A data processing pipeline that schedules and runs content harvesters, normalizes their data, and outputs that normalized data to a variety of output streams. This is part of the SHARE project, and will be used to create a free and open dataset of research (meta)data. Data collected can be explored at https://osf.io/share/, and viewed at https://osf.io/api/v1/share/search/. Developer docs can be viewed at https://osf.io/wur56/wiki
Apache License 2.0
41 stars 45 forks source link

Feature/add elife #455

Closed kms6bn closed 8 years ago

kms6bn commented 8 years ago

@fabianvf wanted to have you take a look at this before you head out tomorrow - any feedback would be appreciated!

Also - right now, I have that it just goes to the first page of commits, but if you searched over all time - there are a total of 3 pages and the scraper would only read the first one. Not sure how to deal with that. I also had difficulty getting the license into the correct format.

fabianvf commented 8 years ago

First round done :+1: Check out the failing test on travis as well, it looks like it's just a string handling error.

kms6bn commented 8 years ago

This script is now updated to read as many pages as there is results. Currently to get this to run multiple pages I have to input my username and personal access token (you can only access 60 requests per hour without using this, which is not sufficient for larger queries of time, like a 6 month window for example).

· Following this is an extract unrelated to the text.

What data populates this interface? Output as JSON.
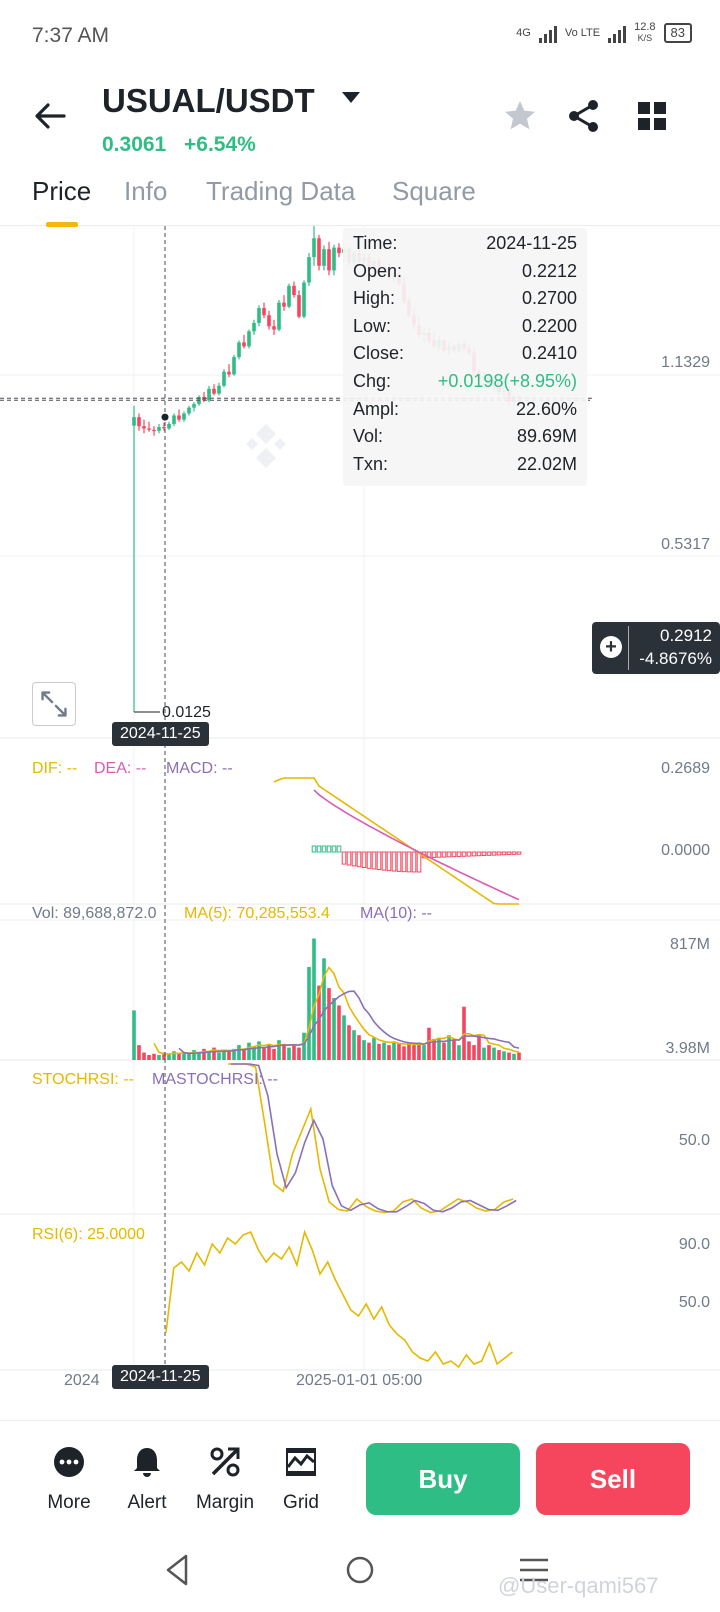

    $ curl -u username:token https://api.github.com/repos/elifesciences/elife-articles/commits

@erinspace you mentioned that you can have this script run before elife is scraped, let me know if you need me to resend the api token information!

kms6bn commented 8 years ago

@erinspace just wanted to mention that you will need to incorporate the script above and the github API key that I emailed you a week or so back, let me know if you have issues!

erinspace commented 8 years ago

@kms6bn yep absolutely, thank you for the reminder! EXCELLENT work on this one, super exciting that it's ready to go live!